Remember what I said about paying attention to your civilian whack-jobs?
The short of it...
-Emitters are bullseyes you paint on yourselves.
That depends. Monica in theory makes sense. You have to be able to know you are being painted and chased, and you have to be able to track what chases you to defend yourself. A heat sensor would have been somewhat effective if the research had been done. Those were quick to develop to gun range certainty to detect hot engines as far away as five hundred meters by 1940. The Germans HAD them.
-Kammhuber was BRILLIANT. Harris and company, not so much.
Self-evident from the way he reacted to WINDOW.
-The Lancaster should have been streamlined at nose and dorsal with the removal of the gun turrets, with less drag, and reduction of crew-size and unneeded payload burden. If that extra fifty mph gained was possible, then the Lancaster could outrun MOST German night fighters. Cut losses in HALF.
The Halifax squadrons laid on more day missions (The RAF still flew a LOT of those).
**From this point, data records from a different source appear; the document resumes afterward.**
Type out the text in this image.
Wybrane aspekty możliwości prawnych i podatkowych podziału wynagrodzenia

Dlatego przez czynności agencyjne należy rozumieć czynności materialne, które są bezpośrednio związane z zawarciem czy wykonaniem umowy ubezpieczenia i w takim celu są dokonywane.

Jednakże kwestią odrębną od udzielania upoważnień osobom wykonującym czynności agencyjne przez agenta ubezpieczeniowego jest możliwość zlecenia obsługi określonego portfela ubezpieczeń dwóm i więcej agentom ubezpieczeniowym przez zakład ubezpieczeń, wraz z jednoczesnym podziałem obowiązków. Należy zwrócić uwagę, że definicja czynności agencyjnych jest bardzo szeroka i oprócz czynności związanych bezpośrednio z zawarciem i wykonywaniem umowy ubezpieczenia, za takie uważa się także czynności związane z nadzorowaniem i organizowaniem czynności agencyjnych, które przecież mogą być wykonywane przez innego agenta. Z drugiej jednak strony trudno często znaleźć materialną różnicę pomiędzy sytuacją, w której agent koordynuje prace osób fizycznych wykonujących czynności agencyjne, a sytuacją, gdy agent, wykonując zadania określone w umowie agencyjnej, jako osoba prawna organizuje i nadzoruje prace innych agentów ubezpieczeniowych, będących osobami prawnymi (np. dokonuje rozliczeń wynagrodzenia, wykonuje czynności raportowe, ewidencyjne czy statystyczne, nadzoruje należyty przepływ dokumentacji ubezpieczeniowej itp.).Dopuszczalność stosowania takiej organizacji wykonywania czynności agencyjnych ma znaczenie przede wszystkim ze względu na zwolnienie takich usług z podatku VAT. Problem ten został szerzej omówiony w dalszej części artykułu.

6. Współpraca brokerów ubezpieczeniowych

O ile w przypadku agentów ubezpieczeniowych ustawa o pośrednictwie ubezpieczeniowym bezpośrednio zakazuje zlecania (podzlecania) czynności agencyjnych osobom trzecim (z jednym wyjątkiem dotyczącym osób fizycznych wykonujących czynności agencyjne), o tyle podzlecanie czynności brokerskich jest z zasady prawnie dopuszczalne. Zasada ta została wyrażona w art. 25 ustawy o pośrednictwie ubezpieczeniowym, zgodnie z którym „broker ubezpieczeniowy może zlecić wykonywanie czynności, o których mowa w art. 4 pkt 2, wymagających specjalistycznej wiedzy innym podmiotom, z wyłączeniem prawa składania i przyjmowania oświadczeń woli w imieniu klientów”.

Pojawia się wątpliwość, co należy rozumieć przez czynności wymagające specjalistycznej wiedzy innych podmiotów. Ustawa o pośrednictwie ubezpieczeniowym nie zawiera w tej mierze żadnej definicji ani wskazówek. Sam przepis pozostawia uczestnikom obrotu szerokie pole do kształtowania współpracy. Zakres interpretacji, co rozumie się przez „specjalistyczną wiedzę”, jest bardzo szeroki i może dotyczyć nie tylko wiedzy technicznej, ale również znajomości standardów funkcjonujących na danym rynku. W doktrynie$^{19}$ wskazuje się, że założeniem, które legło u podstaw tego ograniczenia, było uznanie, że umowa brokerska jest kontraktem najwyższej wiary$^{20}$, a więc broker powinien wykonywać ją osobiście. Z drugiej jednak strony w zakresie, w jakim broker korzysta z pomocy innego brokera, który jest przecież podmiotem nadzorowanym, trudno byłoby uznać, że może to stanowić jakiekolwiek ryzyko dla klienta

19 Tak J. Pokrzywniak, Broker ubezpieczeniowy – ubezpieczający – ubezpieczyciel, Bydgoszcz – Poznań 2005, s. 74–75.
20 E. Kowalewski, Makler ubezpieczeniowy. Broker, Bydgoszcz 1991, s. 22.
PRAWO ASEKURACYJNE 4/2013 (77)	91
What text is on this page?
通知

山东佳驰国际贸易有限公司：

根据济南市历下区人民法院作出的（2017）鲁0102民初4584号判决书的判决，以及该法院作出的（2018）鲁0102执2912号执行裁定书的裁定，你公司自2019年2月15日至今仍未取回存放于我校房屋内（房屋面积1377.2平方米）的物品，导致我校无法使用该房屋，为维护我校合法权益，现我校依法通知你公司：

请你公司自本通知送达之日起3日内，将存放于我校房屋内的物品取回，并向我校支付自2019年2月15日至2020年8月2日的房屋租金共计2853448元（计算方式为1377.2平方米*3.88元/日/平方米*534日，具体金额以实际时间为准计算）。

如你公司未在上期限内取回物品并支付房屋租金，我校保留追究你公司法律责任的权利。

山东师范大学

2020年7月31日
It's possible the Halifax crews were assigned to those suicide mining missions, so they would scream about the nose turrets, I'm simply not sure if that could be the reason. A slow day bomber needs a nose turret. Night bombers don't.
-Not knowing about Schrage Musik was just about the DUMBEST and most shocking piece of STUPIDITY I've read concerning the RAF high command. The USAAF KNEW. They saw it used on THEM and countered, immediately. What happened?
Did they? when was that?
1943 Black Thursday
OBNW wroteThe big problem with schrage musik was that thier was no defense, belly turrets were useless at night and a night fighter against the ground was all but invisible, hell there are many stories about Heavy bombers missing each other by feet and if you cant see a 4 engine heavy what chance a 2 engine night fighter. The only defense was in radar directed guns, but you hit your point about emitters
What did I say about heat sensors? This is where the MONICA comes in. Once you get a positive, the heat sensor can automatically turn on the gun radar to determine what the bearing threat is. You know that something is beneath you, that is hot enough to be a machine. Voila, the radio-echo ranging sensor comes on and a guns solution track begins. The radar directed gun shoots, automatically as soon as a positive return registers. This was a possible even with the crude tech of 1944.
-As expected the Lancaster was not designed by idiots. It did have more than one bailout hatch, but the hatches were all TOO SMALL. When OR indicated larger hatches were necessary, those were not made for the same reason a larger gun and redesigned turret was not fitted to the Sherman tank, mustn't interrupt production.
OBNW wrote:I find this actual hard to believe for a few reasons, firstly we had a talk by Lanc vets (our local airport was built for Lancs as the factory was next door) and they all said getting to the hatches was the problem not getting out once you were there, the point about the change effecting production was dismissed by one of the plant managers who said it could have easily been done as the structure round both the nose and rear hatch was quite lowly stressed , so if it was quashed as causing production delays then it was by someone not qualified to make that decision
I'll accept the plant manager's word and argue the crew member was right too. Let me suggest a few things.
Just the way that SMALL plane is put together shows me that the travel paths were tight. I note the stringers and ribs are set too close together for anything but small entryways to interrupt the flow of structure integrity. The only possible large escape paths are out through the nose and tail and the canopy. The bomb bay (B-17 and B-24 favorite routes are impossible). Note how the main wing splits the plane in two? Then the tailplane does the same thing? How the bomb bay interrupts the cockpit escape route down?